After three hours of dining at one of the best restaurants in Pristina, I had only spent 15 Euros. I looked up from my book to see a familiar face on the other side of the terrace. Prime Minister Agim Çeku had his head cocked as he exhaled on his cigar and listened to the animated restaurant owner tell a story. Just a few hours earlier at the Kosovo History Museum, I was looking at a picture of Çeku planning a guerilla offensive. I asked the waiter to initiate the process of requesting a photo with the prime minister: the waiter asked Çeku’s bodyguard, who shrugged and gestured for the owner. I watched it all unfold and realized how rude it could potentially be. The owner didn’t trouble the PM but instead came over to me and offered: “Americans and Albanians are friends, but for the prime minister this is family time."

As I left the restaurant, I smiled at what could have been my best interview in Kosovo. But what would have I said to him? If not America, if not UNMIK, then surely you, Mr. Prime Minister, must have some indication of where your province is heading. But the ineluctable truth, as it rings out across the minarets of Pristina and along the banks of the Ibar, is that even the skipper doesn’t know what course his ship will sail. What remains refreshingly clear, however, is that it will have to be its own course.
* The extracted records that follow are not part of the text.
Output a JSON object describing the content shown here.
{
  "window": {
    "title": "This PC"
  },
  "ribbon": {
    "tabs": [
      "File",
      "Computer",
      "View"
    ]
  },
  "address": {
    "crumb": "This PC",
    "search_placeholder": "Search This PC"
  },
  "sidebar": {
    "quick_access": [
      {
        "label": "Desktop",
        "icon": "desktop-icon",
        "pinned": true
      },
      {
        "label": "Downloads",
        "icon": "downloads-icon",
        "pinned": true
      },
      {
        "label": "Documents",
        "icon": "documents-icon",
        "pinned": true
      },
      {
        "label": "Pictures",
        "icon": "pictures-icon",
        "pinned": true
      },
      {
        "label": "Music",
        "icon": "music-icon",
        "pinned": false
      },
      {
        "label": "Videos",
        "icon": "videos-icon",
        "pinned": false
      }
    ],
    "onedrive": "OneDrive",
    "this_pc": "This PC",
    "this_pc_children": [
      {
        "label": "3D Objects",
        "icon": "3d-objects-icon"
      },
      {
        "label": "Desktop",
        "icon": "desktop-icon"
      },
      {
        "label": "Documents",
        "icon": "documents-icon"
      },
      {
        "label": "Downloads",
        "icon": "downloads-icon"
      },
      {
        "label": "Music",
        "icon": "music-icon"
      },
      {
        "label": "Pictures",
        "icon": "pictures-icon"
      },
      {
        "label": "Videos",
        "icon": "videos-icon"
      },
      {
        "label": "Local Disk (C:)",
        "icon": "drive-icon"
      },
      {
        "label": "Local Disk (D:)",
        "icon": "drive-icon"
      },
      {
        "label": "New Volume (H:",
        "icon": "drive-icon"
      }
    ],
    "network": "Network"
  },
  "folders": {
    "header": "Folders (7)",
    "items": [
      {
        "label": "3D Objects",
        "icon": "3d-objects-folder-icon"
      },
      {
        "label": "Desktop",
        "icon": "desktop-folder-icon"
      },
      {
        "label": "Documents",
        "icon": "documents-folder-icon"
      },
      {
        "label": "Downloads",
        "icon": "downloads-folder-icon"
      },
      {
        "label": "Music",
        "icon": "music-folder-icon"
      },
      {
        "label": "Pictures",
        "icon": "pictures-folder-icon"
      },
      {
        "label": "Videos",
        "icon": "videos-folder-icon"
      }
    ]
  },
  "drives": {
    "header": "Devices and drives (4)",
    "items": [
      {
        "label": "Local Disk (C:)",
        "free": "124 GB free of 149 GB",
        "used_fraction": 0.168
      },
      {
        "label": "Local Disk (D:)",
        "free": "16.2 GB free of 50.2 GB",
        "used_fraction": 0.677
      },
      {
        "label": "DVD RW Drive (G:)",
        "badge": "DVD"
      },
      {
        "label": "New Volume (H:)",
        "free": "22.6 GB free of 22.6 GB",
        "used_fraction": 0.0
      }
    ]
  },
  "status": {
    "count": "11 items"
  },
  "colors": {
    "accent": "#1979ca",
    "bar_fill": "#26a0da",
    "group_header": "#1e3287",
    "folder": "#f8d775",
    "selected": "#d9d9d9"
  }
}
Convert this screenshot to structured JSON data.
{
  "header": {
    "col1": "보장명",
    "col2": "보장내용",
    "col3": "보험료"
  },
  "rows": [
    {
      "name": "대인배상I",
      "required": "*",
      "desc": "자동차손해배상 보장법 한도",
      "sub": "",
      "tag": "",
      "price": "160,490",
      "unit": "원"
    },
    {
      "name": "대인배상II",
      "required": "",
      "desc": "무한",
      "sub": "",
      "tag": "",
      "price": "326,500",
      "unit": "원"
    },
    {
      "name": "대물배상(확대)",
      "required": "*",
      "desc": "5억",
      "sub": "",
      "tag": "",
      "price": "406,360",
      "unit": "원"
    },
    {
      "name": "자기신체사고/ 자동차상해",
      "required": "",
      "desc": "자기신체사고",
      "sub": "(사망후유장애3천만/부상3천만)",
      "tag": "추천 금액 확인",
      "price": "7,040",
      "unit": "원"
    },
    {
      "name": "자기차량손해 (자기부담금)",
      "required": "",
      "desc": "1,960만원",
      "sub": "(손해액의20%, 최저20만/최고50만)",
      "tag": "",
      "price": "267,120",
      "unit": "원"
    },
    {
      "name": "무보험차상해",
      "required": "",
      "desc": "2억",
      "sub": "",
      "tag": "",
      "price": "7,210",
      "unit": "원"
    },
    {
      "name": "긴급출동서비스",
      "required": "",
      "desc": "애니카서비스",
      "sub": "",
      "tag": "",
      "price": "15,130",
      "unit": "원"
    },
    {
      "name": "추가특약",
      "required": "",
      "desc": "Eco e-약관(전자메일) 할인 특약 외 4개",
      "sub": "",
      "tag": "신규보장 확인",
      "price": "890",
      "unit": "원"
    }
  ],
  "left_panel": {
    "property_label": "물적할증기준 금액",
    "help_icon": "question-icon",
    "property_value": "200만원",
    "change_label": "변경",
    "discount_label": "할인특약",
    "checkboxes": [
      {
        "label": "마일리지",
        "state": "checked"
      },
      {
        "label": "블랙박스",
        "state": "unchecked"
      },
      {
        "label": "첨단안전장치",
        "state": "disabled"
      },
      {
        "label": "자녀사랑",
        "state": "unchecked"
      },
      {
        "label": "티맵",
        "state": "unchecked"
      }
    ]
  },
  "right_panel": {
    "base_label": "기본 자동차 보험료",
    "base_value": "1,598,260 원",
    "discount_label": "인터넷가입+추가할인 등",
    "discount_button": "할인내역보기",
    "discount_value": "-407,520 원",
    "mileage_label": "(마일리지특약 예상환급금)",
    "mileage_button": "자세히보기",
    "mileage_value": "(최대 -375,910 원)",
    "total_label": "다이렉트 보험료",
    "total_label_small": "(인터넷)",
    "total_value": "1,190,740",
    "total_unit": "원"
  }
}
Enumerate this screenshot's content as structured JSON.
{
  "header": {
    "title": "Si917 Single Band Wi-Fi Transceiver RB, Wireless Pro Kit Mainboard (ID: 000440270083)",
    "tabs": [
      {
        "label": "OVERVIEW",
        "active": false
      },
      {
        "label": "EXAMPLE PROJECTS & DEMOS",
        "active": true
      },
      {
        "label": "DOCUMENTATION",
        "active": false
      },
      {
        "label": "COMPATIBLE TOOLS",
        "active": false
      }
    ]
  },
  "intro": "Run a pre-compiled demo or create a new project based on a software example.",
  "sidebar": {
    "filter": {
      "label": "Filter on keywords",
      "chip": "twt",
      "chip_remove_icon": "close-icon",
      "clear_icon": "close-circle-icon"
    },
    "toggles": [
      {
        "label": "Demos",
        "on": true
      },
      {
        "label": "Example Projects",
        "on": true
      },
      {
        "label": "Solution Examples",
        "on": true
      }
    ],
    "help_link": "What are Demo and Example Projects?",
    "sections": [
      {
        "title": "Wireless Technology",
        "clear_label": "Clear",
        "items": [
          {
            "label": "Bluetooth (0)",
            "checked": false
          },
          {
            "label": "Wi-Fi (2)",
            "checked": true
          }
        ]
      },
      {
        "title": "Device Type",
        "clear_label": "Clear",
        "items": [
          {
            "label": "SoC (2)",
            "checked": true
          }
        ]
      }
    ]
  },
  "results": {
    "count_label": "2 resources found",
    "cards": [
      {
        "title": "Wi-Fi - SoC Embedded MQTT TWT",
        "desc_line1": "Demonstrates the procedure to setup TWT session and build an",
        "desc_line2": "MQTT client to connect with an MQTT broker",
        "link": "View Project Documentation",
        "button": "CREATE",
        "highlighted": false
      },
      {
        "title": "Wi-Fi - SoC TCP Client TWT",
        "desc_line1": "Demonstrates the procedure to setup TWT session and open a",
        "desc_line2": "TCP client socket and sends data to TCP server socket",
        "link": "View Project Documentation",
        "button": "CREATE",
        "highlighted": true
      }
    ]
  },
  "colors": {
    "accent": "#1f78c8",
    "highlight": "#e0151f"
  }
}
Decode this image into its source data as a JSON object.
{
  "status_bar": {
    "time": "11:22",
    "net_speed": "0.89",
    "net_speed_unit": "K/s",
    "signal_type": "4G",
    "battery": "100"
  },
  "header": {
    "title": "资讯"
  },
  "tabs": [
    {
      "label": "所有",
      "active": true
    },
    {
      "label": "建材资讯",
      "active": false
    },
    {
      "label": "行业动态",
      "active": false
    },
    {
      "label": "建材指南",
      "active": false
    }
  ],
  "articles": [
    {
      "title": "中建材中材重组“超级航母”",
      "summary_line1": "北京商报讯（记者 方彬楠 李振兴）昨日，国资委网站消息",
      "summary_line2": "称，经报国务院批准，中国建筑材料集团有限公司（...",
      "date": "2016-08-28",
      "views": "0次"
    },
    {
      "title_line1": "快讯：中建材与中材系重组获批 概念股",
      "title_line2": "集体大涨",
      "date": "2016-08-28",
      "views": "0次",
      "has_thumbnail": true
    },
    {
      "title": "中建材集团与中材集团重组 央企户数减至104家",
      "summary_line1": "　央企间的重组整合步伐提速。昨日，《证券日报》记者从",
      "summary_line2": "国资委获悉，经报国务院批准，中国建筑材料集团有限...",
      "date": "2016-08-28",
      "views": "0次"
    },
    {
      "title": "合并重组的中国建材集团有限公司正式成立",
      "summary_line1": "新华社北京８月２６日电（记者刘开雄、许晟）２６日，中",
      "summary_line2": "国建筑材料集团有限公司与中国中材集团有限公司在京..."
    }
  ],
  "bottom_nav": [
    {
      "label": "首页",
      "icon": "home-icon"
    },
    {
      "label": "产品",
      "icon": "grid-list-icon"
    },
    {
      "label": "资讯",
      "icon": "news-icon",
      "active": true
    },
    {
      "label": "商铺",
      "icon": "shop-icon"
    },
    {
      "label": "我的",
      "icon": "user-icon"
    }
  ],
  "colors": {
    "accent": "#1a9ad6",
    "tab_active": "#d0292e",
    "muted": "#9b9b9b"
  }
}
No timetable for international recognition will make Kosovo a nation – it will be a nation when Serbs and Albanians can meet each other halfway at the Mitrovicë Bridge and not feel unwelcome when they step foot on the other side. Who knows how far off that is, but for now, it’s hardly a consideration.

“Do you ever go across the bridge?” I asked Iljaz Mataj. He shook his head grimly. Even the open-minded Iljaz could not shake the symbolic power of the bridge.